On 19 December 2013, the Nuclear Weapon Free Iran Act of 2013 (S. 1881) was introduced into the US Senate by Democrat Robert Menendez of New Jersey and Republican Mark Kirk of Illinois. If enacted, the bill would impose various additional sanctions on Iran, although it allows the President of the United States to suspend the additional sanctions (first for 180 days and then for add-on periods) if the President makes certain certifications to Congress.
To become a law, the bill must pass both houses of Congress (the Senate and the House of Representatives) and be signed by the President. If the President refuses to sign the bill, Congress may override this veto by passing the bill again by a two-thirds majority in each house.
The White House has stated that the President will veto the bill if it passes in Congress. President Obama has urged Congress not to pass the bill, stating that additional sanctions threaten the JPOA reached on 24 November 2013. Iran has pledged to withdraw from the agreement if the US passes additional sanctions. However, the bill currently has 59 co- sponsors in the Senate, nearly enough support to hold a veto-proof two-thirds majority in the 100-member Senate. Senate Majority Leader Harry Reid of Nevada has stated that he has no immediate plan to allow a vote on the bill.

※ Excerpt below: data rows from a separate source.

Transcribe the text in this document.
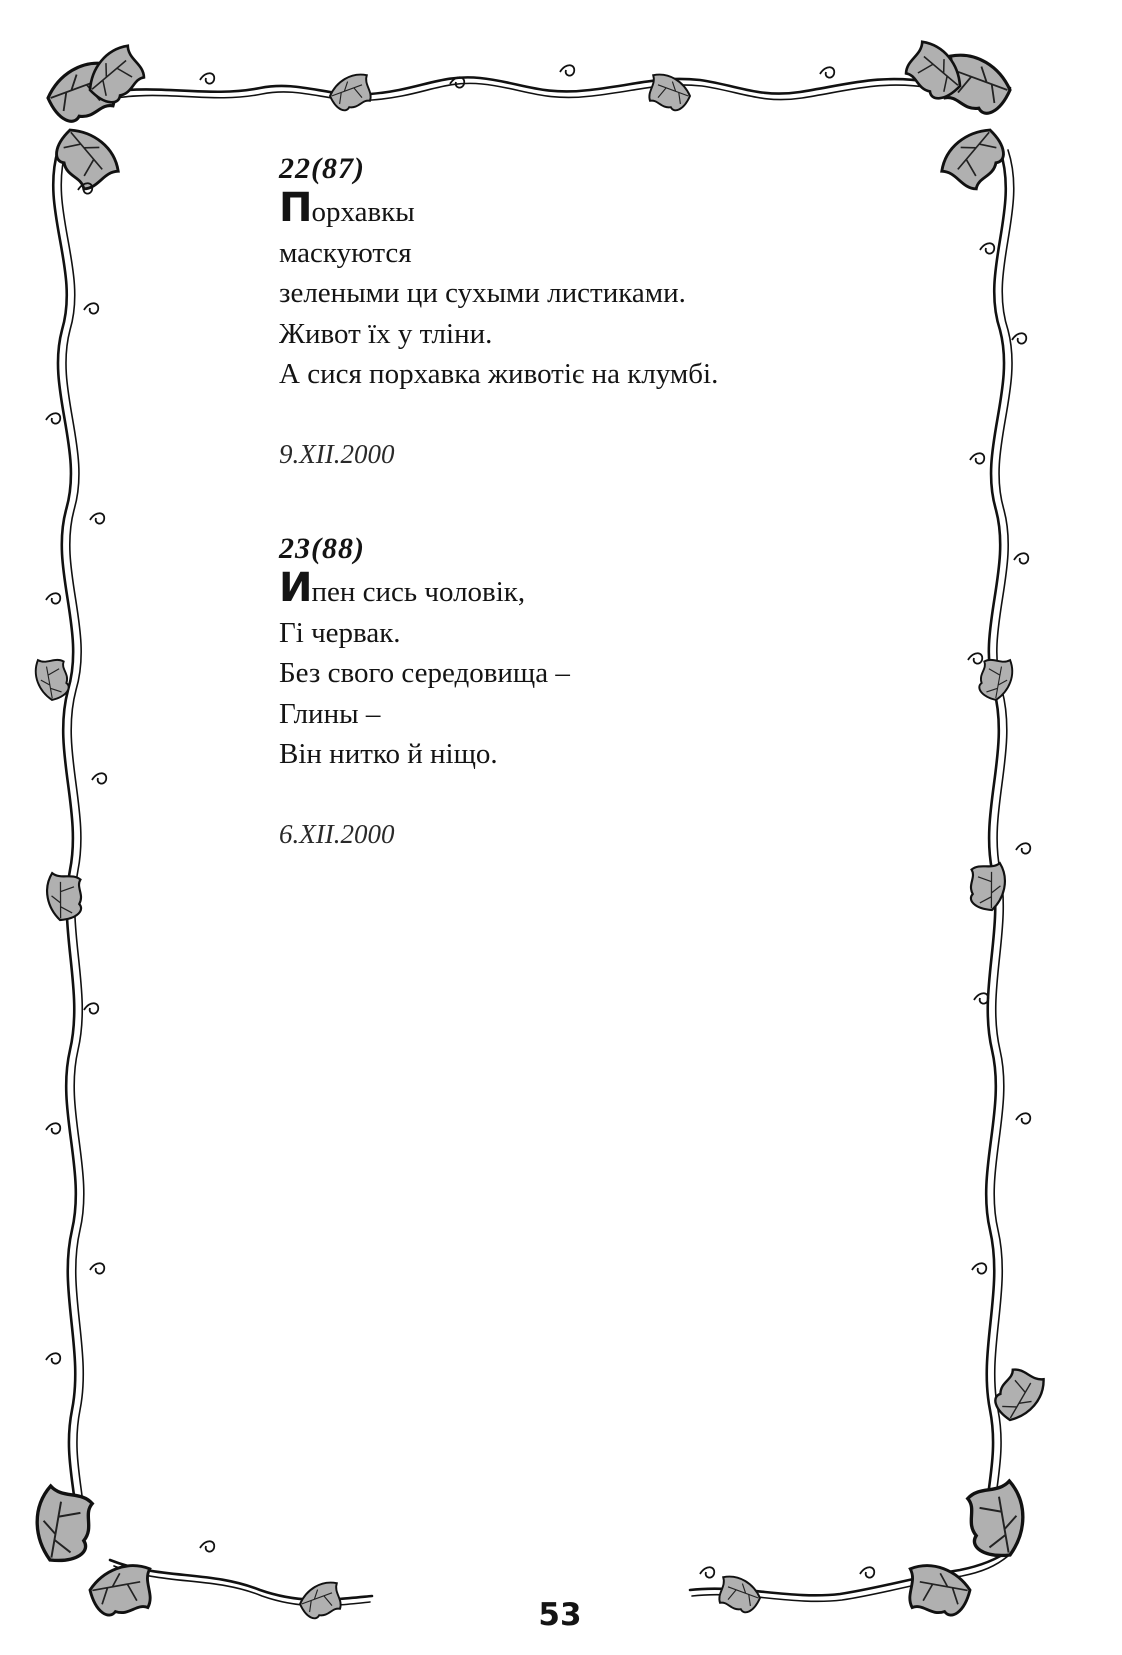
22(87)
Порхавкы
маскуются
зелеными ци сухыми листиками.
Живот їх у тліни.
А сися порхавка животіє на клумбі.
9.XII.2000
23(88)
Ипен сись чоловік,
Гі червак.
Без свого середовища –
Глины –
Він нитко й ніщо.
6.XII.2000
53
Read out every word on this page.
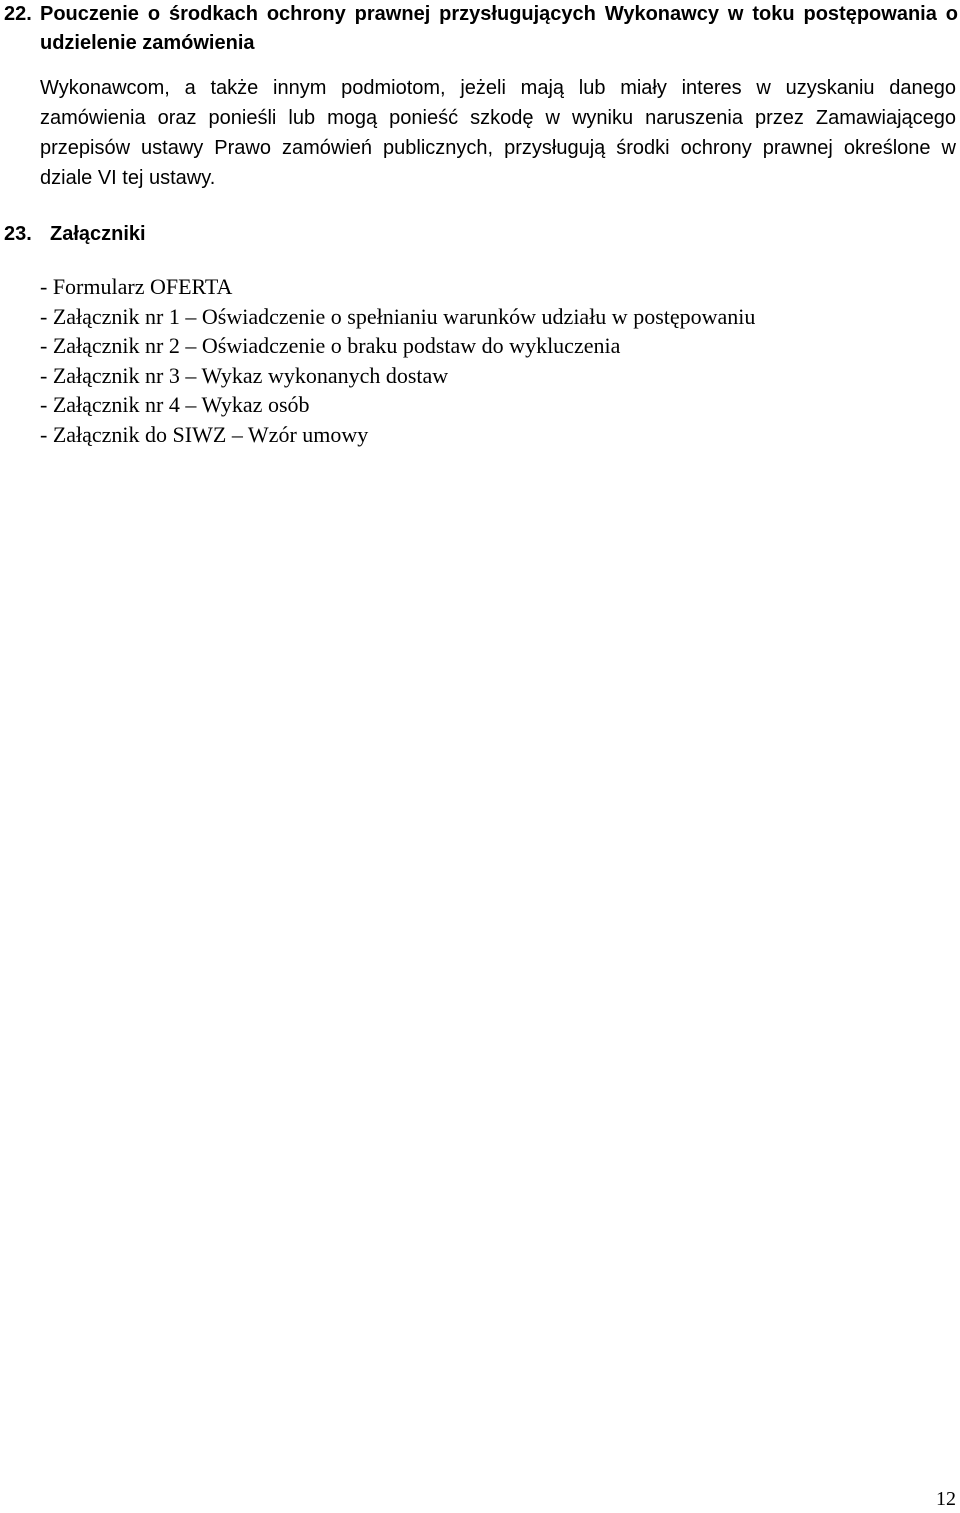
22. Pouczenie o środkach ochrony prawnej przysługujących Wykonawcy w toku postępowania o udzielenie zamówienia
Wykonawcom, a także innym podmiotom, jeżeli mają lub miały interes w uzyskaniu danego zamówienia oraz ponieśli lub mogą ponieść szkodę w wyniku naruszenia przez Zamawiającego przepisów ustawy Prawo zamówień publicznych, przysługują środki ochrony prawnej określone w dziale VI tej ustawy.
23. Załączniki
- Formularz OFERTA
- Załącznik nr 1 – Oświadczenie o spełnianiu warunków udziału w postępowaniu
- Załącznik nr 2 – Oświadczenie o braku podstaw do wykluczenia
- Załącznik nr 3 – Wykaz wykonanych dostaw
- Załącznik nr 4 – Wykaz osób
- Załącznik do SIWZ – Wzór umowy
12
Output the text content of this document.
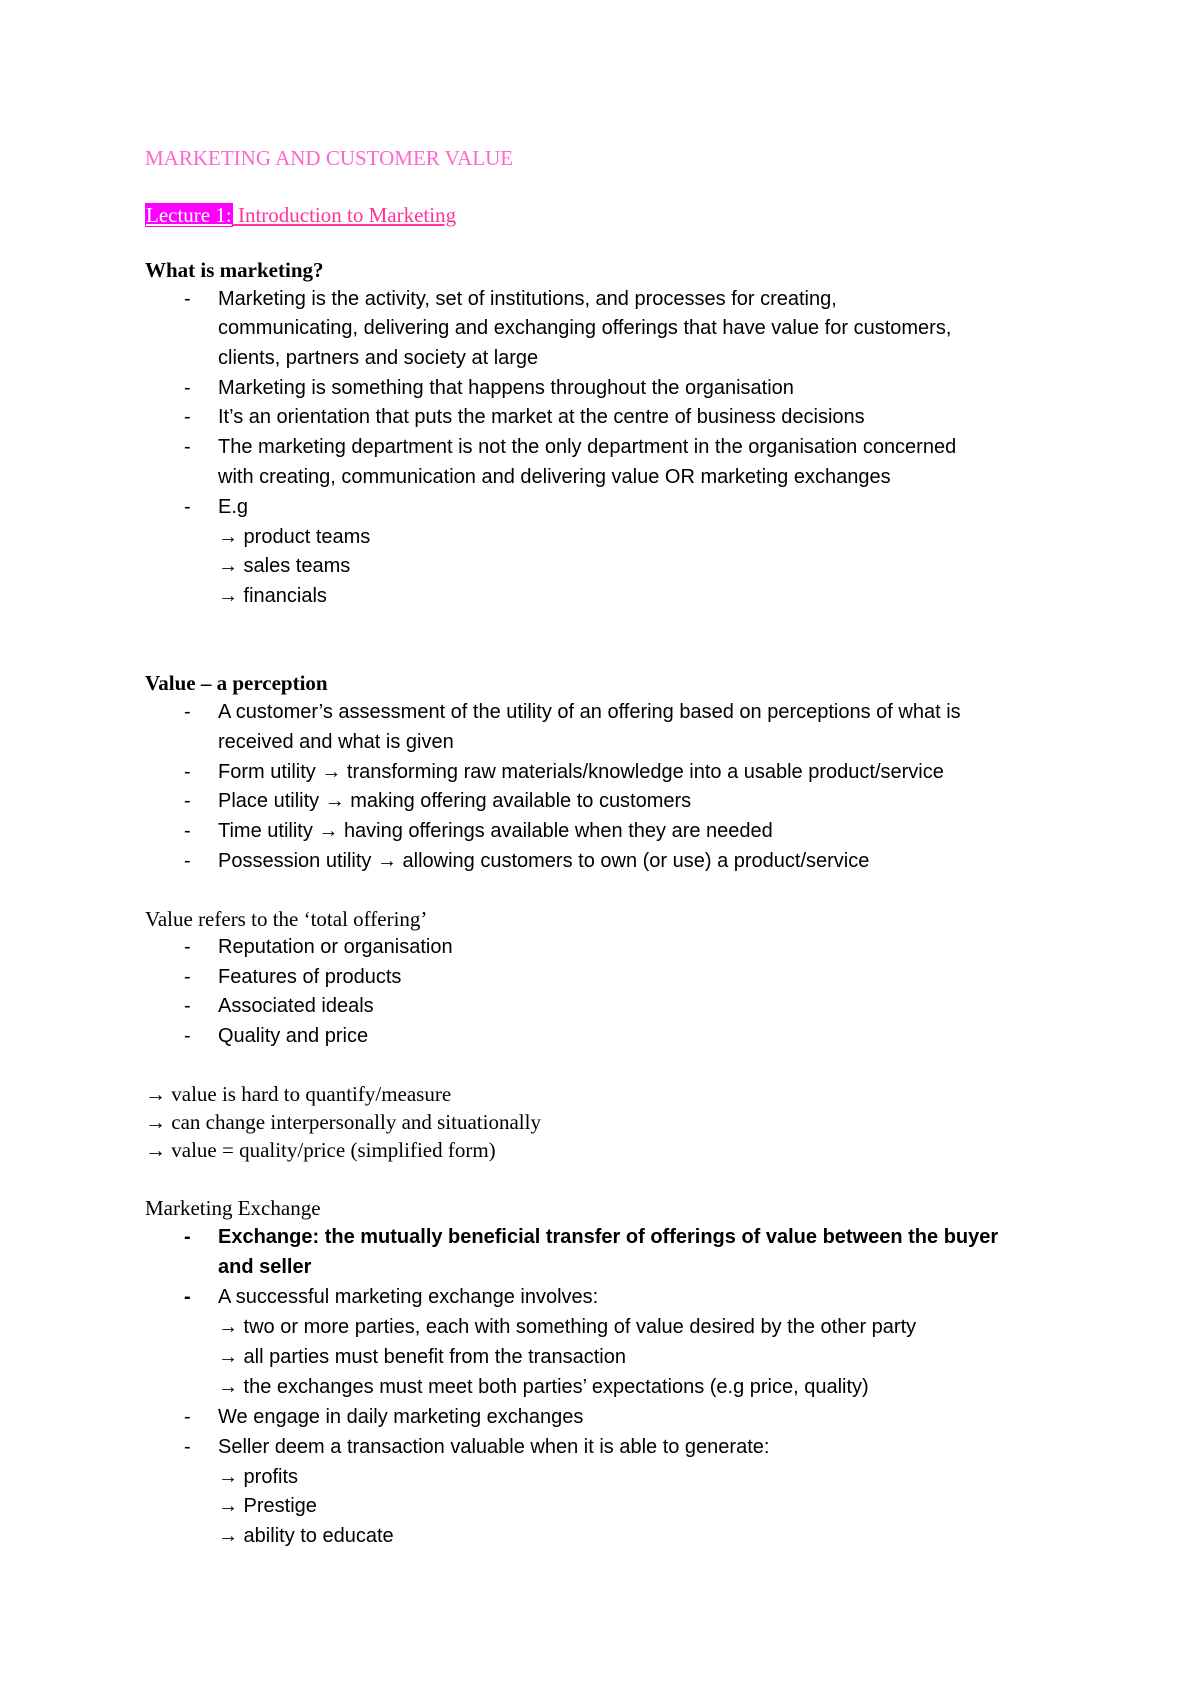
MARKETING AND CUSTOMER VALUE
Lecture 1: Introduction to Marketing
What is marketing?
- Marketing is the activity, set of institutions, and processes for creating,
communicating, delivering and exchanging offerings that have value for customers,
clients, partners and society at large
- Marketing is something that happens throughout the organisation
- It’s an orientation that puts the market at the centre of business decisions
- The marketing department is not the only department in the organisation concerned
with creating, communication and delivering value OR marketing exchanges
- E.g
→ product teams
→ sales teams
→ financials
Value – a perception
- A customer’s assessment of the utility of an offering based on perceptions of what is
received and what is given
- Form utility → transforming raw materials/knowledge into a usable product/service
- Place utility → making offering available to customers
- Time utility → having offerings available when they are needed
- Possession utility → allowing customers to own (or use) a product/service
Value refers to the ‘total offering’
- Reputation or organisation
- Features of products
- Associated ideals
- Quality and price
→ value is hard to quantify/measure
→ can change interpersonally and situationally
→ value = quality/price (simplified form)
Marketing Exchange
- Exchange: the mutually beneficial transfer of offerings of value between the buyer
and seller
- A successful marketing exchange involves:
→ two or more parties, each with something of value desired by the other party
→ all parties must benefit from the transaction
→ the exchanges must meet both parties’ expectations (e.g price, quality)
- We engage in daily marketing exchanges
- Seller deem a transaction valuable when it is able to generate:
→ profits
→ Prestige
→ ability to educate
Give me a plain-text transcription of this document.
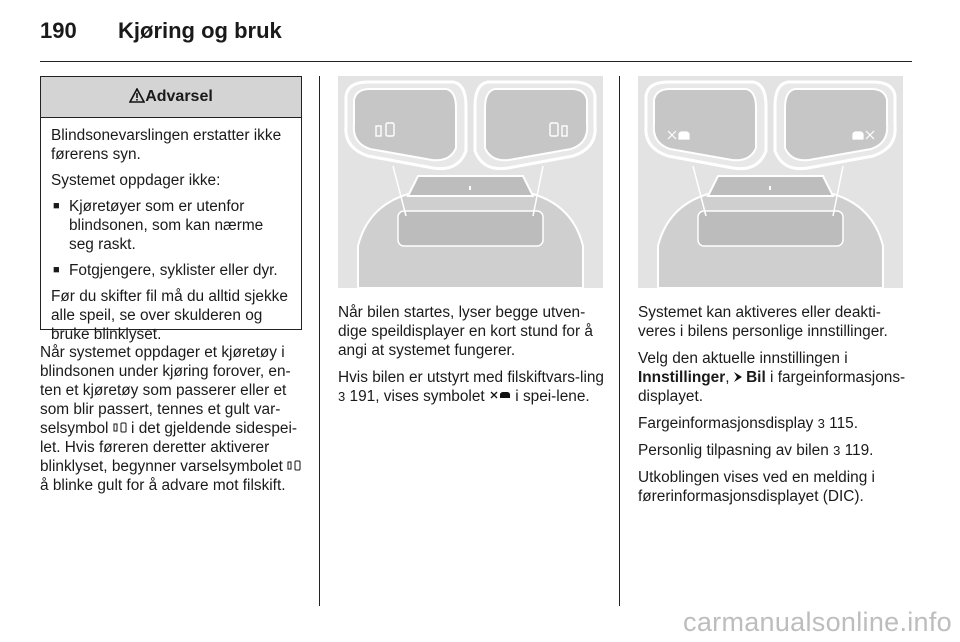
190	Kjøring og bruk
Advarsel

Blindsonevarslingen erstatter ikke førerens syn.

Systemet oppdager ikke:

■ Kjøretøyer som er utenfor blindsonen, som kan nærme seg raskt.
■ Fotgjengere, syklister eller dyr.

Før du skifter fil må du alltid sjekke alle speil, se over skulderen og bruke blinklyset.

Når systemet oppdager et kjøretøy i blindsonen under kjøring forover, en-ten et kjøretøy som passerer eller et som blir passert, tennes et gult var-selsymbol i det gjeldende sidespei-let. Hvis føreren deretter aktiverer blinklyset, begynner varselsymbolet  å blinke gult for å advare mot filskift.

Når bilen startes, lyser begge utven-dige speildisplayer en kort stund for å angi at systemet fungerer.

Hvis bilen er utstyrt med filskiftvars-ling 3 191, vises symbolet i spei-lene.

Systemet kan aktiveres eller deakti-veres i bilens personlige innstillinger.

Velg den aktuelle innstillingen i Innstillinger,  Bil i fargeinformasjons-displayet.

Fargeinformasjonsdisplay 3 115.

Personlig tilpasning av bilen 3 119.

Utkoblingen vises ved en melding i førerinformasjonsdisplayet (DIC).

carmanualsonline.info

Proponents of the new sanctions bill argue that it is consistent with the JPOA agreed between Iran and the P5+1 nations, as it allows the President to suspend new sanctions if he makes certain certifications to Congress. However, critics of the bill point out that several of the required certifications are problematic. For example, the President would be required to certify that Iran “has not directly, or through proxy, supported, financed, planned or otherwise carried out an act of terrorism” in the US or anywhere in the world. On its face, this certification would seem to require the President to so certify to Iran’s past conduct as well as the conduct of third parties, such as Hezbollah, that Iran supports but does not immediately control, before the President could suspend the new sanctions.